Geometrically independent contrast dilution gradient (CDG) velocimetry using photon-counting 1000 fps High Speed Angiography (HSA) for 2D velocity distribution estimation.

Abstract

Previous studies have demonstrated the efficacy of contrast dilution gradient (CDG) analysis in determining large vessel velocity distributions from 1000 fps high-speed angiography (HSA). However, the method required vessel centerline extraction, which made it applicable only to non-tortuous geometries using a highly specific contrast injection technique.

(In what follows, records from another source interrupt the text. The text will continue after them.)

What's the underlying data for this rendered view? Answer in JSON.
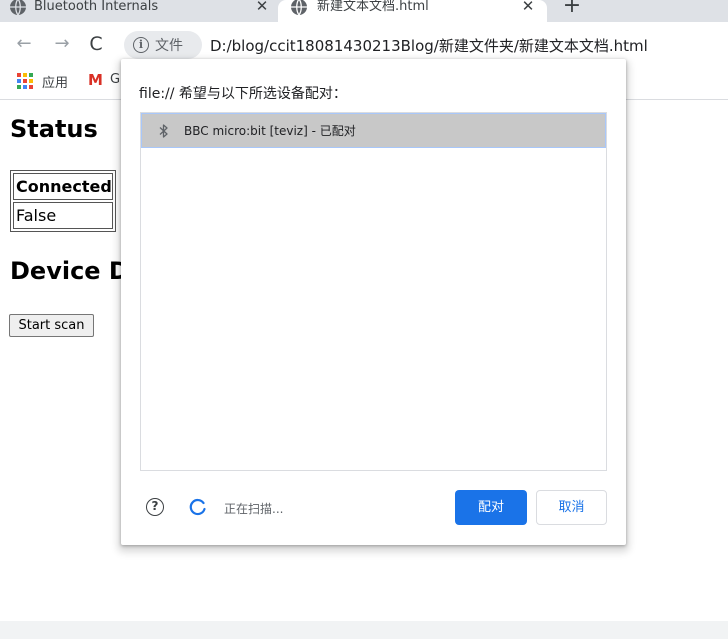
{
  "tabs": [
    {
      "title": "Bluetooth Internals",
      "close": "✕"
    },
    {
      "title": "新建文本文档.html",
      "close": "✕"
    }
  ],
  "new_tab": "+",
  "toolbar": {
    "back": "←",
    "forward": "→",
    "reload": "C",
    "chip_info": "i",
    "chip_label": "文件",
    "url": "D:/blog/ccit18081430213Blog/新建文件夹/新建文本文档.html"
  },
  "bookmarks": {
    "apps_label": "应用",
    "gmail_letter": "M",
    "gmail_label": "G"
  },
  "page": {
    "status_heading": "Status",
    "table": {
      "header": "Connected",
      "value": "False"
    },
    "device_heading": "Device Devices",
    "start_scan": "Start scan"
  },
  "dialog": {
    "title": "file:// 希望与以下所选设备配对：",
    "devices": [
      {
        "name": "BBC micro:bit [teviz] - 已配对",
        "selected": true
      }
    ],
    "help": "?",
    "status": "正在扫描...",
    "pair_label": "配对",
    "cancel_label": "取消"
  },
  "colors": {
    "accent": "#1a73e8",
    "tabstrip": "#dee1e6",
    "selected_row": "#c8c8c8"
  }
}
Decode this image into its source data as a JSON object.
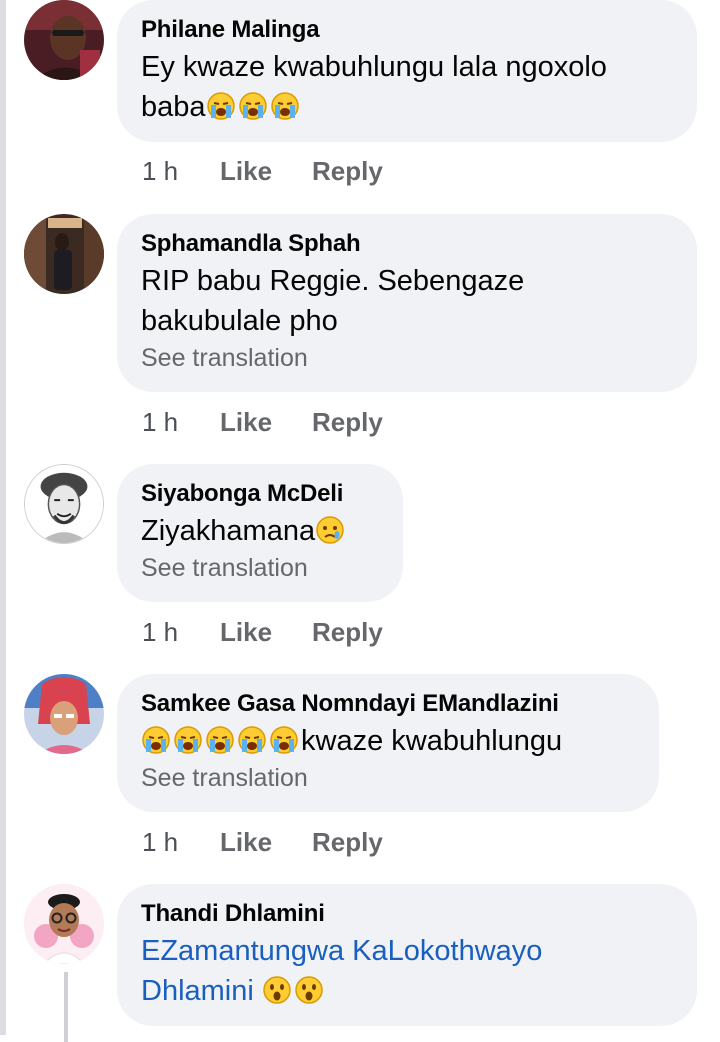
{
  "comments": [
    {
      "author": "Philane Malinga",
      "lines": [
        "Ey kwaze kwabuhlungu lala ngoxolo",
        "baba"
      ],
      "emoji_after": [
        "loudly-crying-face",
        "loudly-crying-face",
        "loudly-crying-face"
      ],
      "see_translation": "",
      "time": "1 h",
      "like": "Like",
      "reply": "Reply"
    },
    {
      "author": "Sphamandla Sphah",
      "lines": [
        "RIP babu Reggie. Sebengaze",
        "bakubulale pho"
      ],
      "see_translation": "See translation",
      "time": "1 h",
      "like": "Like",
      "reply": "Reply"
    },
    {
      "author": "Siyabonga McDeli",
      "lines": [
        "Ziyakhamana"
      ],
      "emoji_after": [
        "crying-face"
      ],
      "see_translation": "See translation",
      "time": "1 h",
      "like": "Like",
      "reply": "Reply"
    },
    {
      "author": "Samkee Gasa Nomndayi EMandlazini",
      "emoji_before": [
        "loudly-crying-face",
        "loudly-crying-face",
        "loudly-crying-face",
        "loudly-crying-face",
        "loudly-crying-face"
      ],
      "lines": [
        "kwaze kwabuhlungu"
      ],
      "see_translation": "See translation",
      "time": "1 h",
      "like": "Like",
      "reply": "Reply"
    },
    {
      "author": "Thandi Dhlamini",
      "lines": [
        "EZamantungwa KaLokothwayo",
        "Dhlamini"
      ],
      "link_text": true,
      "emoji_after": [
        "astonished-face",
        "astonished-face"
      ]
    }
  ],
  "colors": {
    "bubble": "#f0f2f5",
    "secondary_text": "#65676b",
    "link": "#1a5fbf"
  }
}
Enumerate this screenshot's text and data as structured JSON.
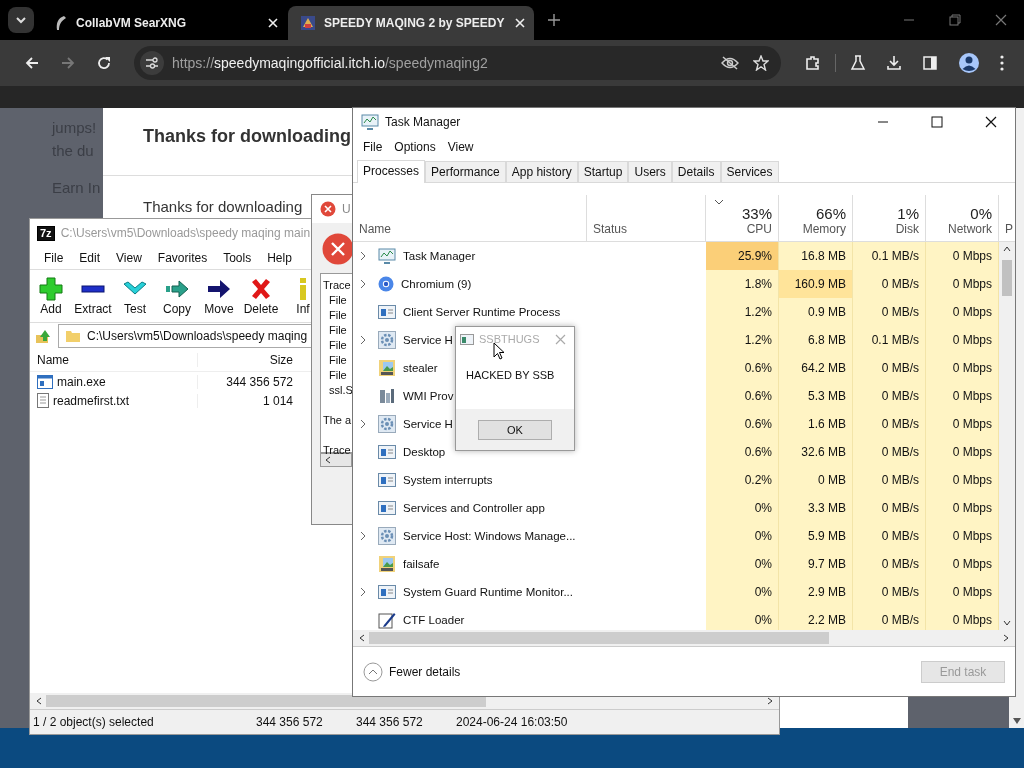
{
  "browser": {
    "tabs": [
      {
        "title": "CollabVM SearXNG",
        "selected": false
      },
      {
        "title": "SPEEDY MAQING 2 by SPEEDY",
        "selected": true
      }
    ],
    "forward": {
      "disabled": true
    },
    "address": {
      "scheme": "https://",
      "host": "speedymaqingofficial.itch.io",
      "path": "/speedymaqing2"
    }
  },
  "page": {
    "side_lines": [
      "jumps!",
      "the du",
      "Earn In"
    ],
    "heading": "Thanks for downloading",
    "text": "Thanks for downloading"
  },
  "error_dialog": {
    "title": "U",
    "paragraphs": [
      [
        "Trace",
        "File",
        "File",
        "File",
        "File",
        "File",
        "File",
        "ssl.S"
      ],
      [
        "The a"
      ],
      [
        "Trace"
      ]
    ]
  },
  "archiver": {
    "badge": "7z",
    "title": "C:\\Users\\vm5\\Downloads\\speedy maqing main",
    "menu": [
      "File",
      "Edit",
      "View",
      "Favorites",
      "Tools",
      "Help"
    ],
    "toolbar": [
      {
        "label": "Add",
        "kind": "add"
      },
      {
        "label": "Extract",
        "kind": "extract"
      },
      {
        "label": "Test",
        "kind": "test"
      },
      {
        "label": "Copy",
        "kind": "copy"
      },
      {
        "label": "Move",
        "kind": "move"
      },
      {
        "label": "Delete",
        "kind": "delete"
      },
      {
        "label": "Inf",
        "kind": "info"
      }
    ],
    "path": "C:\\Users\\vm5\\Downloads\\speedy maqing",
    "columns": [
      "Name",
      "Size"
    ],
    "files": [
      {
        "name": "main.exe",
        "size": "344 356 572",
        "kind": "exe"
      },
      {
        "name": "readmefirst.txt",
        "size": "1 014",
        "kind": "text"
      }
    ],
    "status": [
      "1 / 2 object(s) selected",
      "344 356 572",
      "344 356 572",
      "2024-06-24 16:03:50"
    ]
  },
  "task_manager": {
    "title": "Task Manager",
    "menu": [
      "File",
      "Options",
      "View"
    ],
    "tabs": [
      {
        "label": "Processes",
        "selected": true
      },
      {
        "label": "Performance",
        "selected": false
      },
      {
        "label": "App history",
        "selected": false
      },
      {
        "label": "Startup",
        "selected": false
      },
      {
        "label": "Users",
        "selected": false
      },
      {
        "label": "Details",
        "selected": false
      },
      {
        "label": "Services",
        "selected": false
      }
    ],
    "columns": [
      {
        "label": "Name",
        "sorted": false
      },
      {
        "label": "Status",
        "sorted": false
      },
      {
        "usage": "33%",
        "label": "CPU",
        "sorted": true
      },
      {
        "usage": "66%",
        "label": "Memory",
        "sorted": false
      },
      {
        "usage": "1%",
        "label": "Disk",
        "sorted": false
      },
      {
        "usage": "0%",
        "label": "Network",
        "sorted": false
      },
      {
        "label": "P",
        "sorted": false
      }
    ],
    "rows": [
      {
        "name": "Task Manager",
        "kind": "chart",
        "expandable": true,
        "cpu": "25.9%",
        "memory": "16.8 MB",
        "disk": "0.1 MB/s",
        "network": "0 Mbps",
        "cpu_hot": true,
        "memory_hot": false
      },
      {
        "name": "Chromium (9)",
        "kind": "browser",
        "expandable": true,
        "cpu": "1.8%",
        "memory": "160.9 MB",
        "disk": "0 MB/s",
        "network": "0 Mbps",
        "cpu_hot": false,
        "memory_hot": true
      },
      {
        "name": "Client Server Runtime Process",
        "kind": "window",
        "expandable": false,
        "cpu": "1.2%",
        "memory": "0.9 MB",
        "disk": "0 MB/s",
        "network": "0 Mbps",
        "cpu_hot": false,
        "memory_hot": false
      },
      {
        "name": "Service H",
        "kind": "gear",
        "expandable": true,
        "cpu": "1.2%",
        "memory": "6.8 MB",
        "disk": "0.1 MB/s",
        "network": "0 Mbps",
        "cpu_hot": false,
        "memory_hot": false
      },
      {
        "name": "stealer",
        "kind": "image",
        "expandable": false,
        "cpu": "0.6%",
        "memory": "64.2 MB",
        "disk": "0 MB/s",
        "network": "0 Mbps",
        "cpu_hot": false,
        "memory_hot": false
      },
      {
        "name": "WMI Prov",
        "kind": "server",
        "expandable": false,
        "cpu": "0.6%",
        "memory": "5.3 MB",
        "disk": "0 MB/s",
        "network": "0 Mbps",
        "cpu_hot": false,
        "memory_hot": false
      },
      {
        "name": "Service H",
        "kind": "gear",
        "expandable": true,
        "cpu": "0.6%",
        "memory": "1.6 MB",
        "disk": "0 MB/s",
        "network": "0 Mbps",
        "cpu_hot": false,
        "memory_hot": false
      },
      {
        "name": "Desktop",
        "kind": "window",
        "expandable": false,
        "cpu": "0.6%",
        "memory": "32.6 MB",
        "disk": "0 MB/s",
        "network": "0 Mbps",
        "cpu_hot": false,
        "memory_hot": false
      },
      {
        "name": "System interrupts",
        "kind": "window",
        "expandable": false,
        "cpu": "0.2%",
        "memory": "0 MB",
        "disk": "0 MB/s",
        "network": "0 Mbps",
        "cpu_hot": false,
        "memory_hot": false
      },
      {
        "name": "Services and Controller app",
        "kind": "window",
        "expandable": false,
        "cpu": "0%",
        "memory": "3.3 MB",
        "disk": "0 MB/s",
        "network": "0 Mbps",
        "cpu_hot": false,
        "memory_hot": false
      },
      {
        "name": "Service Host: Windows Manage...",
        "kind": "gear",
        "expandable": true,
        "cpu": "0%",
        "memory": "5.9 MB",
        "disk": "0 MB/s",
        "network": "0 Mbps",
        "cpu_hot": false,
        "memory_hot": false
      },
      {
        "name": "failsafe",
        "kind": "image",
        "expandable": false,
        "cpu": "0%",
        "memory": "9.7 MB",
        "disk": "0 MB/s",
        "network": "0 Mbps",
        "cpu_hot": false,
        "memory_hot": false
      },
      {
        "name": "System Guard Runtime Monitor...",
        "kind": "window",
        "expandable": true,
        "cpu": "0%",
        "memory": "2.9 MB",
        "disk": "0 MB/s",
        "network": "0 Mbps",
        "cpu_hot": false,
        "memory_hot": false
      },
      {
        "name": "CTF Loader",
        "kind": "pen",
        "expandable": false,
        "cpu": "0%",
        "memory": "2.2 MB",
        "disk": "0 MB/s",
        "network": "0 Mbps",
        "cpu_hot": false,
        "memory_hot": false
      }
    ],
    "footer": {
      "toggle": "Fewer details",
      "end_task": {
        "label": "End task",
        "disabled": true
      }
    }
  },
  "popup": {
    "title": "SSBTHUGS",
    "message": "HACKED BY SSB",
    "button": "OK"
  }
}
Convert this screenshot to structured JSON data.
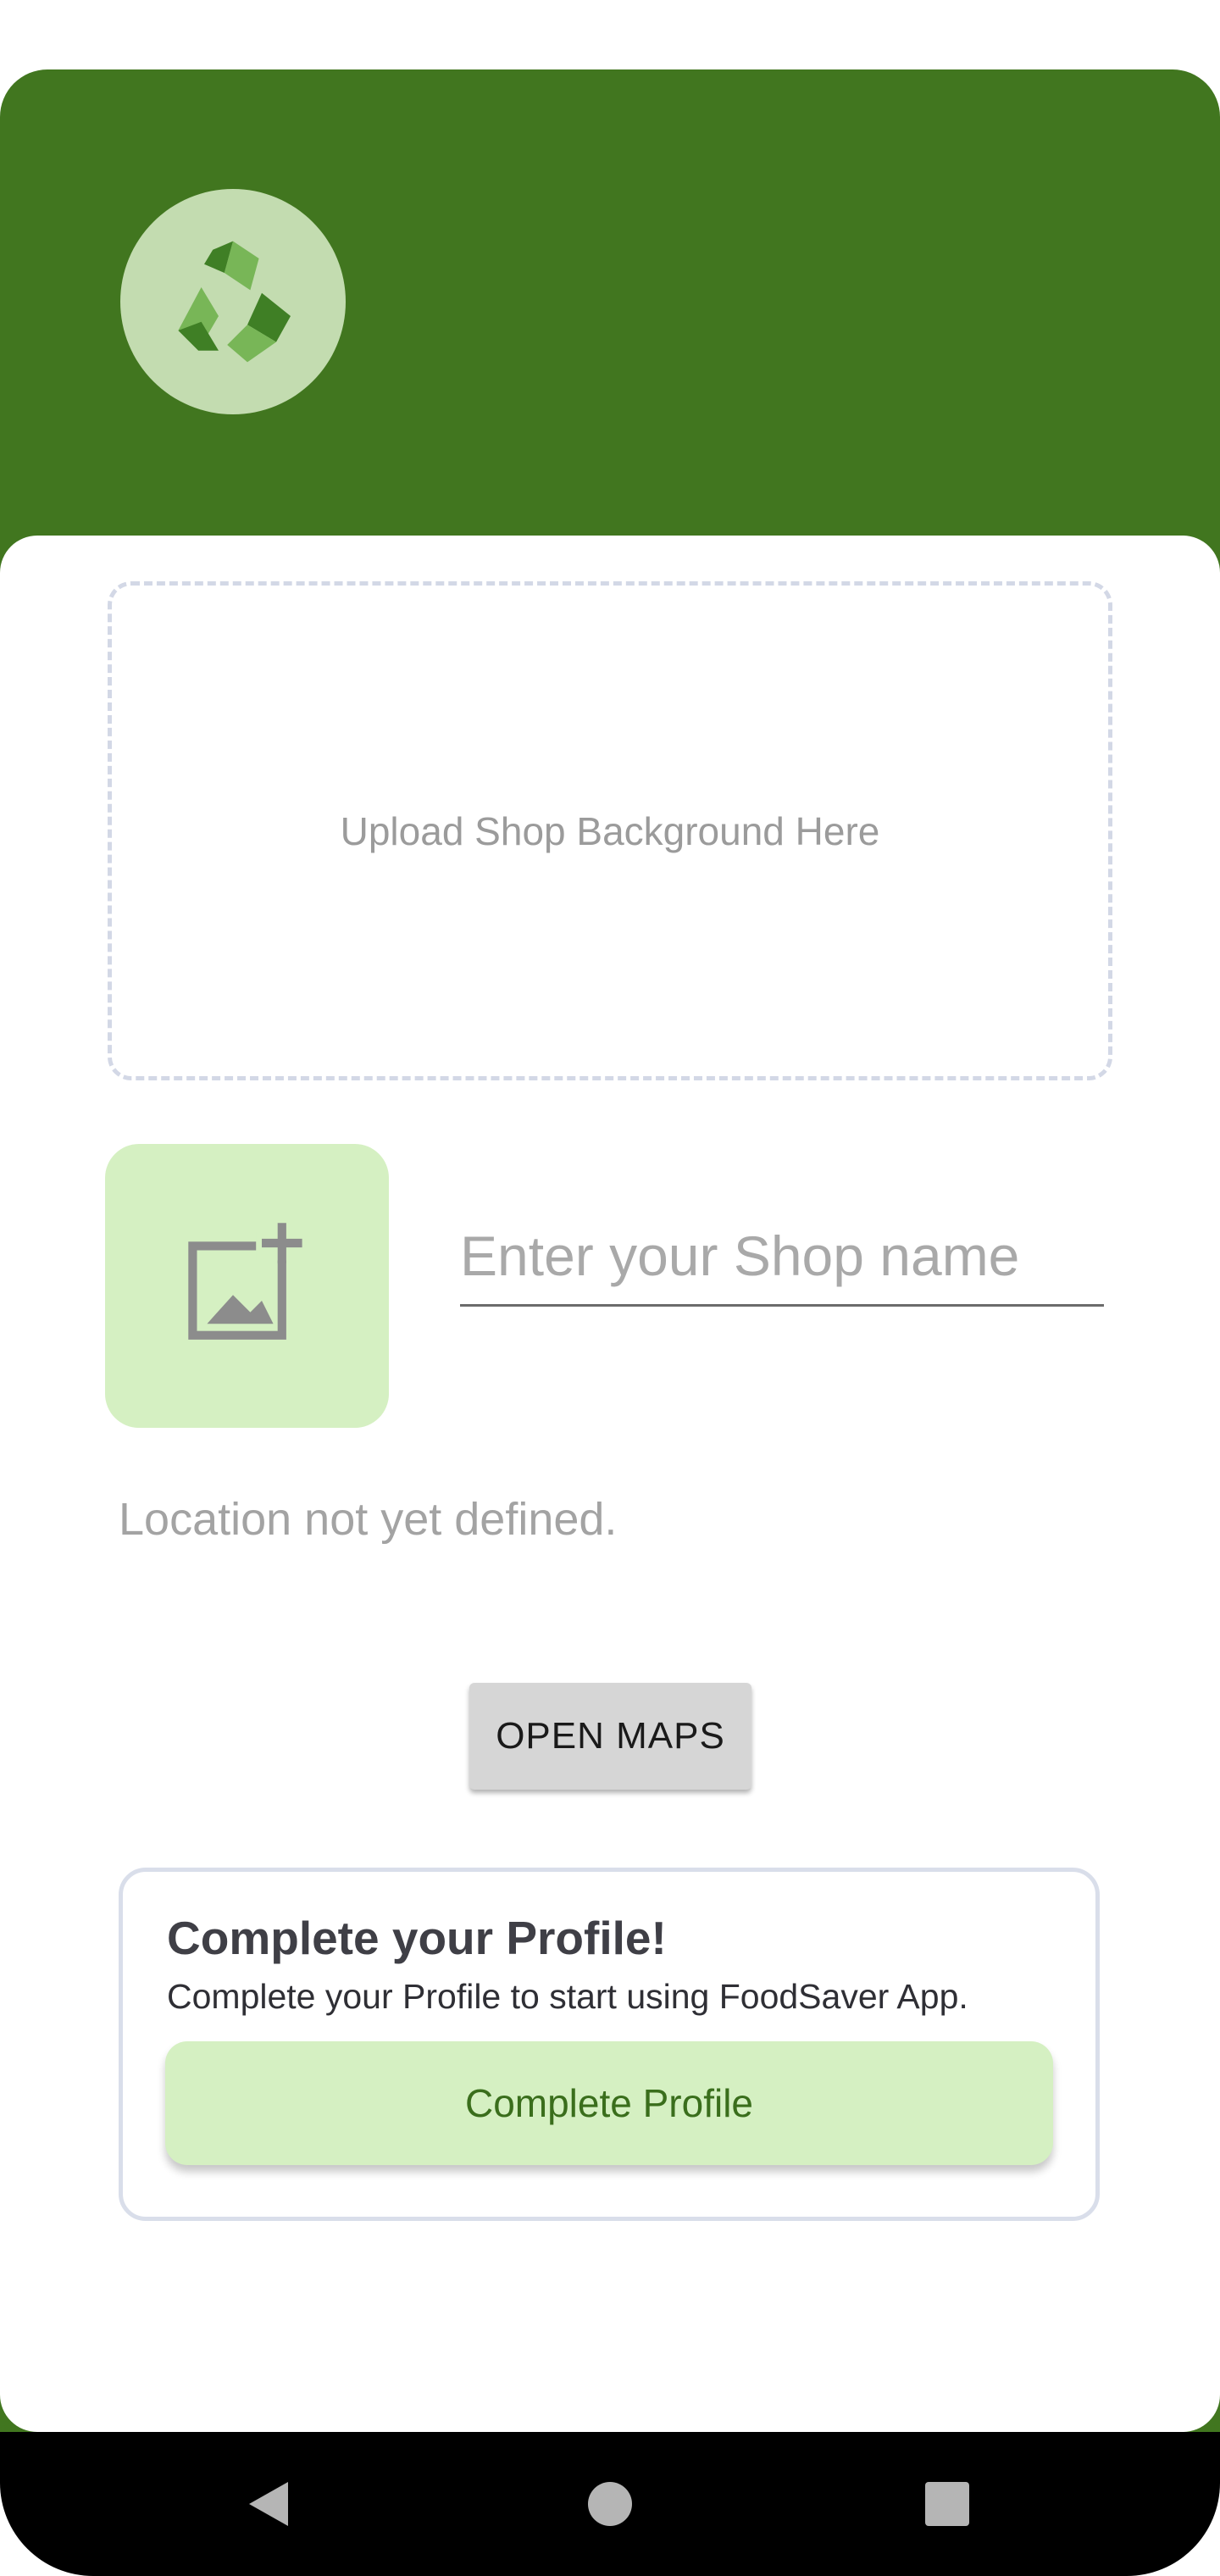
{
  "colors": {
    "header_green": "#41761f",
    "light_green": "#d5f0c2",
    "button_text_green": "#3a6e1c"
  },
  "upload": {
    "label": "Upload Shop Background Here"
  },
  "shop_name": {
    "placeholder": "Enter your Shop name",
    "value": ""
  },
  "location": {
    "status_text": "Location not yet defined."
  },
  "maps_button": {
    "label": "OPEN MAPS"
  },
  "profile_card": {
    "title": "Complete your Profile!",
    "subtitle": "Complete your Profile to start using FoodSaver App.",
    "button_label": "Complete Profile"
  },
  "icons": {
    "logo": "recycle-icon",
    "add_image": "add-photo-icon",
    "nav_back": "back-triangle-icon",
    "nav_home": "home-circle-icon",
    "nav_recents": "recents-square-icon"
  }
}
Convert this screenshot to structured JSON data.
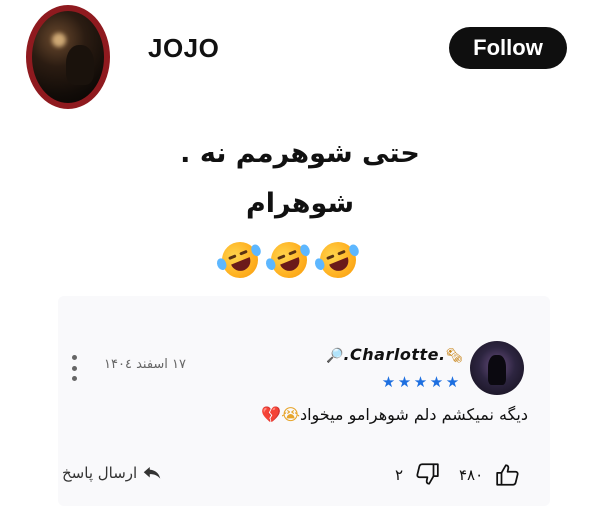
{
  "header": {
    "username": "JOJO",
    "follow_label": "Follow"
  },
  "post": {
    "line1": "حتی شوهرمم نه .",
    "line2": "شوهرام",
    "emojis": [
      "rolling-on-floor-laughing",
      "rolling-on-floor-laughing",
      "rolling-on-floor-laughing"
    ]
  },
  "comment": {
    "author_name": ".Charlotte.",
    "author_prefix_icon": "magnifier-icon",
    "author_suffix_icon": "newspaper-icon",
    "stars": 5,
    "date": "۱۷ اسفند ۱۴۰٤",
    "body_text": "دیگه نمیکشم دلم شوهرامو میخواد",
    "body_emojis": [
      "loudly-crying-face",
      "broken-heart"
    ],
    "likes": "۴۸۰",
    "dislikes": "۲",
    "reply_label": "ارسال پاسخ"
  },
  "colors": {
    "avatar_ring": "#8f1a1f",
    "follow_bg": "#0f0f0f",
    "star": "#1d6fe0",
    "card_bg": "#f9f9fb"
  }
}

This study seeks to remove the need for a priori knowledge regarding the direction of flow and modify the vessel sampling method to make the algorithm more robust to non-linear geometries. 1000 fps HSA acquisitions were obtained in vitro with a benchtop flow loop using the XC-Actaeon (Varex Inc.) photon-counting detector, and in silico using a passive-scalar transport model within a computational fluid dynamics (CFD) simulation. CDG analyses were obtained using gridline sampling across the vessel, and subsequent 1D velocity measurement in both the x- and y-directions. The velocity magnitudes derived from the component CDG velocity vectors were aligned with CFD results via co-registration of the resulting velocity maps and compared using mean absolute percent error (MAPE) between pixels values in each method after temporal averaging of the 1-ms velocity distributions. Regions well-saturated with contrast throughout the acquisition showed agreement when compared to CFD (MAPE of 18% for the carotid bifurcation inlet and MAPE of 27% for the internal carotid aneurysm), with respective completion times of 137 seconds and 5.8 seconds. CDG may be used to obtain velocity distributions in and surrounding vascular pathologies provided the contrast injection is sufficient to provide a gradient, and diffusion of contrast through the system is negligible.